By contrast, the drama David is most interested in unfolds across a cluttered table, reflecting a shared reality with the show’s audience. Restaurants are essential to Curb because they are essential to its viewers: We, too, suffer weekly indignities at work or at home (or on our commutes), and then make a reservation to debate and discuss them. “Most modern urban people mark their lives by their moments in cafés and restaurants, just as ancient people marked their time on earth by visits to the local oracle, or medieval people by pilgrimages,” Adam Gopnik wrote in his 2011 book The Table Comes First. For Larry, a secular Jew who goes to temple only reluctantly, dining out is spiritually restorative. And, like the rituals observed by sports fans or book clubs, its conventions can be as meaningful as the underlying meal.

Certain motifs recur nearly every season of Curb: run-ins with staff, who invariably pop up to place bureaucratic limits on Larry’s pursuit of happiness; skirmishes about who pays the bill; the politics of which friends to invite. These incidents skew petty, much like the show itself, but matters of great consequence happen too. In “Lewis Needs a Kidney,” Jeff, Larry’s close friend and manager, tells Larry in the parking lot of a Jack in the Box about the health issues of their mutual friend, the comedian Richard Lewis; Richard himself slyly solicits one of Larry’s kidneys over lunch. In “The Black Swan,” Larry’s cousin, Andy, played by Richard Kind, orders his onions well done at a golf-club dining room, initiating a causal chain of events that results in the death of the titular swan and, possibly, a fellow club member.

Every once in a while, a restaurant will provoke the kind of soul-searching Larry refuses to do elsewhere. The deliciousness of a chicken dish at a Palestinian restaurant entices Larry into a new community that applauds his abrasive tendencies toward other Jews, and allows him to meet Shara, who rewards him with “the best sex [he’s] ever had.” When the restaurant opens a second branch next to a Jewish deli, it draws protesters and counterprotesters: Larry’s friends on one side, his appetites on the other. The episode ends with Larry stuck in the middle of warring factions—and between his own split impulses—unable to decide which people are truly his.

Again and again, the rituals of dining out insinuate themselves into Larry’s life. The show makes a feast of these themes in Season 3, when Larry invests in a new restaurant and tries to bring a “first principles” approach to the perfect dining environment, litigating every trivial feature—down to the urinal splash guards. In his book, Gopnik notes that the restaurant, which dates back to the decades before the French Revolution, is one of the oldest examples of the kind of private-public institution that came to dominate modernity. This makes it the ideal petri dish for Larry’s social experiments, which have everything to do with how people should conduct themselves in a shared world. Ironically, the food itself is rarely addressed. (Even the selection of a chef comes down to other criteria: Larry hires a bald applicant out of camaraderie, then fires him when he discovers that the man wears a toupee.) When Cheryl, Larry’s then-wife, asks him why he wants to back a restaurant in the first place, he speaks for the many who have indulged in this particular daydream: “You know, we could hang out there.”

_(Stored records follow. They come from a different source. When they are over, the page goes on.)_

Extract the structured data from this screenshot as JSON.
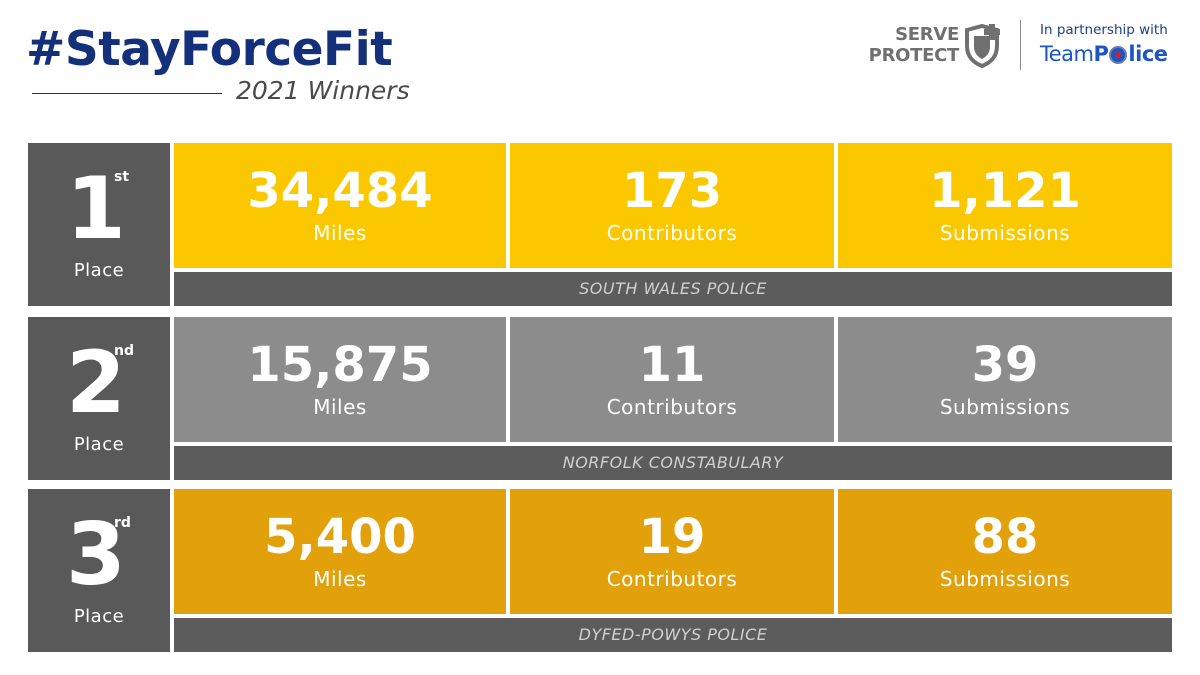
{
  "header": {
    "title": "#StayForceFit",
    "subtitle": "2021 Winners"
  },
  "logos": {
    "serve_line1": "SERVE",
    "serve_line2": "PROTECT",
    "partner_label": "In partnership with",
    "team_word": "Team",
    "police_p": "P",
    "police_rest": "lice",
    "serve_icon": "shield-plus-icon",
    "police_icon": "police-badge-icon"
  },
  "colors": {
    "title_blue": "#14307a",
    "gold": "#fbc800",
    "silver": "#8c8c8c",
    "bronze": "#e2a00b",
    "dark_grey": "#595959"
  },
  "places": [
    {
      "rank": "1",
      "suffix": "st",
      "label": "Place",
      "team": "SOUTH WALES POLICE",
      "stats": [
        {
          "value": "34,484",
          "label": "Miles"
        },
        {
          "value": "173",
          "label": "Contributors"
        },
        {
          "value": "1,121",
          "label": "Submissions"
        }
      ]
    },
    {
      "rank": "2",
      "suffix": "nd",
      "label": "Place",
      "team": "NORFOLK CONSTABULARY",
      "stats": [
        {
          "value": "15,875",
          "label": "Miles"
        },
        {
          "value": "11",
          "label": "Contributors"
        },
        {
          "value": "39",
          "label": "Submissions"
        }
      ]
    },
    {
      "rank": "3",
      "suffix": "rd",
      "label": "Place",
      "team": "DYFED-POWYS POLICE",
      "stats": [
        {
          "value": "5,400",
          "label": "Miles"
        },
        {
          "value": "19",
          "label": "Contributors"
        },
        {
          "value": "88",
          "label": "Submissions"
        }
      ]
    }
  ]
}
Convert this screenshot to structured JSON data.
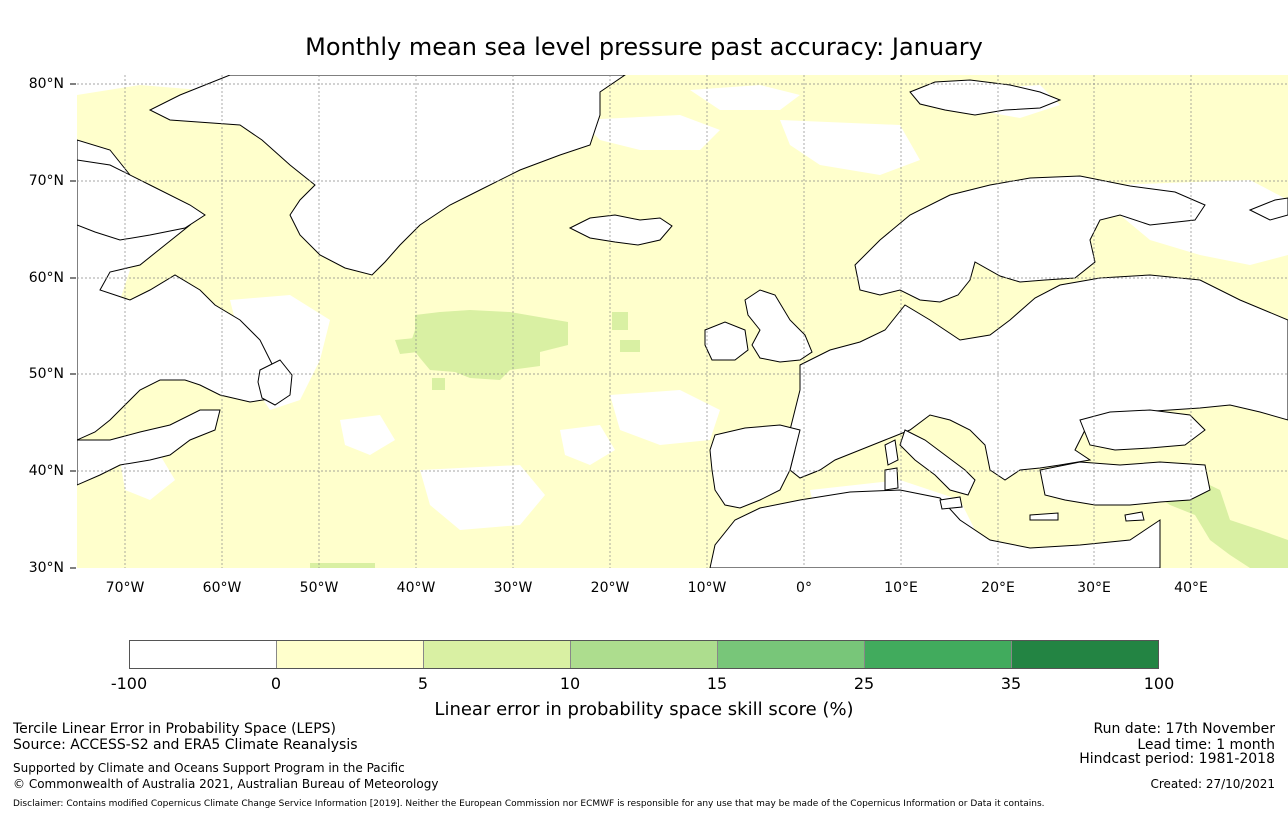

It’s a relatable feeling: Despite Larry’s centimillionaire status and celebrity stature, his desires are refreshingly ordinary. He wants what most people want—good company, good conversation, a spot near the window—and he is sometimes stymied, sometimes successful. (At the end of “The Ugly Section,” Larry gets the table he craves through some old-fashioned favor-trading.) Curb treats eating out as a lifelong pursuit that resists mastery and rewards strong ties. It celebrates the thrill of minor victories: a well-delivered anecdote, a sweater that wins compliments. The show will be remembered for its forensic send-ups of social norms, but its lasting message is that wherever we sit, we’re all human. Even Larry David.